Te Papa is the 800-lb gorilla of museums in New Zealand. Its reputation is so good that people from other communities recommend seeing it. Te Papa is the national museum after all. The Wellington Museum’s ad seems to take advantage of that fact with a “Getting mistaken for Te Papa since 1999” slogan. While this might smack of the “we try harder” advertisements of a second place rental car company, it may also speak to the excellence with which the Wellington Museum’s storytelling style brings out the curiosity and focused joy of children visiting a place they remember.
The first floor contains the stories of Wellington – at least 100 of them, anyway. These stories are related to each other through their creativity, innovation and how they affected those in the city. There are several items relating to music and theater. The zoo is featured, and there is some mention of politics and strikes relating to their generative power and how they changed the working landscape.
The second floor is for the sailors and has an entire section dedicated the shipwrecks in the straits. The third floor represents the prehistory of the area and has a magical storytelling theater where projection and stage work together to bring Maori legends to life. The attic has a working time machine and uses different installations to tell the stories of the past through modern art. It even had a section about a film Jemaine Clement and Taika Waititi were in (What We Do in the Shadows [affiliate link]). Perhaps, most important of all, the Wellington Museum has different leaflets to help people explore the collection in different ways, which gets more life out of its exhibits while breathing more life into them.
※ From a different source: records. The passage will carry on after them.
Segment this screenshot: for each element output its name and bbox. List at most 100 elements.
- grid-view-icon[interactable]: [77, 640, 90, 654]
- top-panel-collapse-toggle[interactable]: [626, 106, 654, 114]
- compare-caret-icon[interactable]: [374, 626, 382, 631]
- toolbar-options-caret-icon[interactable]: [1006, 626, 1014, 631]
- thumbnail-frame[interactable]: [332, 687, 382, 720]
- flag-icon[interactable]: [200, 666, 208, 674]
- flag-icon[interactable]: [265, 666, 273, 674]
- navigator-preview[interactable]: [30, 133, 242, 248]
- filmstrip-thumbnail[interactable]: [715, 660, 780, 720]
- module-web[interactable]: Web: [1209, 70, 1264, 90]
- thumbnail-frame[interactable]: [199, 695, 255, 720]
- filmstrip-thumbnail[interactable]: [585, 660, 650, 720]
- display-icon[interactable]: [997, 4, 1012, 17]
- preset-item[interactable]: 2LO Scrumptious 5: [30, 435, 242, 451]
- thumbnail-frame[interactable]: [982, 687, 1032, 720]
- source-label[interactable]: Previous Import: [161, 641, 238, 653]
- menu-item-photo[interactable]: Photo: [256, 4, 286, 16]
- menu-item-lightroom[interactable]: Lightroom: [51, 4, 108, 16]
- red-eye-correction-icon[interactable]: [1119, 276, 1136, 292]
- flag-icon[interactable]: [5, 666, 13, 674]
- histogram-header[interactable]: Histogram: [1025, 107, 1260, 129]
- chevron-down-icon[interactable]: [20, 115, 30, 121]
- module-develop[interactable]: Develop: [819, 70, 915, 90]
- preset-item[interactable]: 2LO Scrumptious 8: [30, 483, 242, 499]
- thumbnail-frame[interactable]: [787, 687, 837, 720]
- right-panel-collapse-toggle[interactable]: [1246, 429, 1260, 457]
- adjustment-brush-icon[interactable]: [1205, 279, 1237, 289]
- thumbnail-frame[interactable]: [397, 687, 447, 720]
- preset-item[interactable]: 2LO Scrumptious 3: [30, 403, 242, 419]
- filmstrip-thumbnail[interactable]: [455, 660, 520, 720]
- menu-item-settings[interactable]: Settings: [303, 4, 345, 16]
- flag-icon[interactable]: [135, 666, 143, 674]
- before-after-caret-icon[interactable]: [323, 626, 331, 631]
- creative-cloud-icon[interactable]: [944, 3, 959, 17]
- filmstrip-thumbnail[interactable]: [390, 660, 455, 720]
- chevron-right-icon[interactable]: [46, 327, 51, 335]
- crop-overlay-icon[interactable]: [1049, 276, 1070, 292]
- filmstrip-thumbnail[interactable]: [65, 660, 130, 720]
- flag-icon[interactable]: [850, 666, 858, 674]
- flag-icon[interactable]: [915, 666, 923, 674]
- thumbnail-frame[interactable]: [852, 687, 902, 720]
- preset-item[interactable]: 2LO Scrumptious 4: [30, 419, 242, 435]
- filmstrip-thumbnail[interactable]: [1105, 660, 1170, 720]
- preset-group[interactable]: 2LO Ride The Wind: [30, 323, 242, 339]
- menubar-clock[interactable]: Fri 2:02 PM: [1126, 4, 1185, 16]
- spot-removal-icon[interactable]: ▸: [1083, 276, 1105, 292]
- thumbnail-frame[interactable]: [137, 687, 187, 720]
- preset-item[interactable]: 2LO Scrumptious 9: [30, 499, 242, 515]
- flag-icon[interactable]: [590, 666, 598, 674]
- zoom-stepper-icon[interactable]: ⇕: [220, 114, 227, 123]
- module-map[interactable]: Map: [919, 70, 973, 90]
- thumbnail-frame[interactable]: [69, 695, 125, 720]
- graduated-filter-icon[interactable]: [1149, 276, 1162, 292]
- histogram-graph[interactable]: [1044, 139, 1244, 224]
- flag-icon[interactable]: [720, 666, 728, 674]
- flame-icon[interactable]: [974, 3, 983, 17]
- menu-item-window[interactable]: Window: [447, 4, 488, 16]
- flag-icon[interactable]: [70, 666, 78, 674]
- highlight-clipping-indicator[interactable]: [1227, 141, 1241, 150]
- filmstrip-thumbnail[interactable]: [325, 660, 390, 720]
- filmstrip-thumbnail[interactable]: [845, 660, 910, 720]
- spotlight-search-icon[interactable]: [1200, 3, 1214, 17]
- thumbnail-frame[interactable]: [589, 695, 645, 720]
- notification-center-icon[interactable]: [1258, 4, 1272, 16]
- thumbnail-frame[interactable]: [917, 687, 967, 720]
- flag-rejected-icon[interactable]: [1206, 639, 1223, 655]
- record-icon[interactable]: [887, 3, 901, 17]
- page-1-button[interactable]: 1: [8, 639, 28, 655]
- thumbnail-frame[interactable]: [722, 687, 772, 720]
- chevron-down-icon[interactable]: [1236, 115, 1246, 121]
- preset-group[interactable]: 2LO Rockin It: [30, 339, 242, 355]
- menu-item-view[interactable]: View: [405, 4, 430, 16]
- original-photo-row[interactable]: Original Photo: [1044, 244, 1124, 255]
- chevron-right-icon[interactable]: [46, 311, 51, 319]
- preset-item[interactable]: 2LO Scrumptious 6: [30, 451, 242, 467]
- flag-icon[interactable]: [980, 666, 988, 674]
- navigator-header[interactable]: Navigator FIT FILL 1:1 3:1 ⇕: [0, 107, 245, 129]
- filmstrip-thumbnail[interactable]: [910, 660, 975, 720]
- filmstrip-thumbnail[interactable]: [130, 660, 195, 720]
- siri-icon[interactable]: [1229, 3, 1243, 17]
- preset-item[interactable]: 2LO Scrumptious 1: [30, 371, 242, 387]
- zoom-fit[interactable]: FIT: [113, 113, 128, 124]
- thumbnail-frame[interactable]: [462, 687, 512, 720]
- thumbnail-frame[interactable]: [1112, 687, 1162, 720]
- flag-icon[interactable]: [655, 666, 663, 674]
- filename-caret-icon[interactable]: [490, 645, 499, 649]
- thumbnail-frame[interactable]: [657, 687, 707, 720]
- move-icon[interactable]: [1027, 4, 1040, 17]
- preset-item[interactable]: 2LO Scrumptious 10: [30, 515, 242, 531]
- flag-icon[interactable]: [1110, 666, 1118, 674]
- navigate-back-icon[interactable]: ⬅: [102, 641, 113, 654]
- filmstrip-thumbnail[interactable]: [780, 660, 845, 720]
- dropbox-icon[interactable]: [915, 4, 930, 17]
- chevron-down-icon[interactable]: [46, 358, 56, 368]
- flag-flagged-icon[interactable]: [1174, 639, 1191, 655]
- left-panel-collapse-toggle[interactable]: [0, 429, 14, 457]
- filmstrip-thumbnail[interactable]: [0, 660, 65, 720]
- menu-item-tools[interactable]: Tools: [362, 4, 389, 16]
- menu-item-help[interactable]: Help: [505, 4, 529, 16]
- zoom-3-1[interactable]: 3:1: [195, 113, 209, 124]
While Te Papa is blessed and cursed with the gift of size, the Wellington Museum is large enough without being too large. It gives its subject matter the scope that it needs to make it interesting without being overwhelming or too grandiose. Te Papa has empty floors to walk through where the space is open to the roof. Wellington Museum not as much. Te Papa has exhibits that are loosely related to each other – “The Natural World” includes animals, Maori ideas of the universe, how to protect yourself in an earthquake, and geologic specimens. Wellington Museum has to use its space to tell a cohesive story that doesn’t branch out into different areas too far, and it does so in glorious fashion.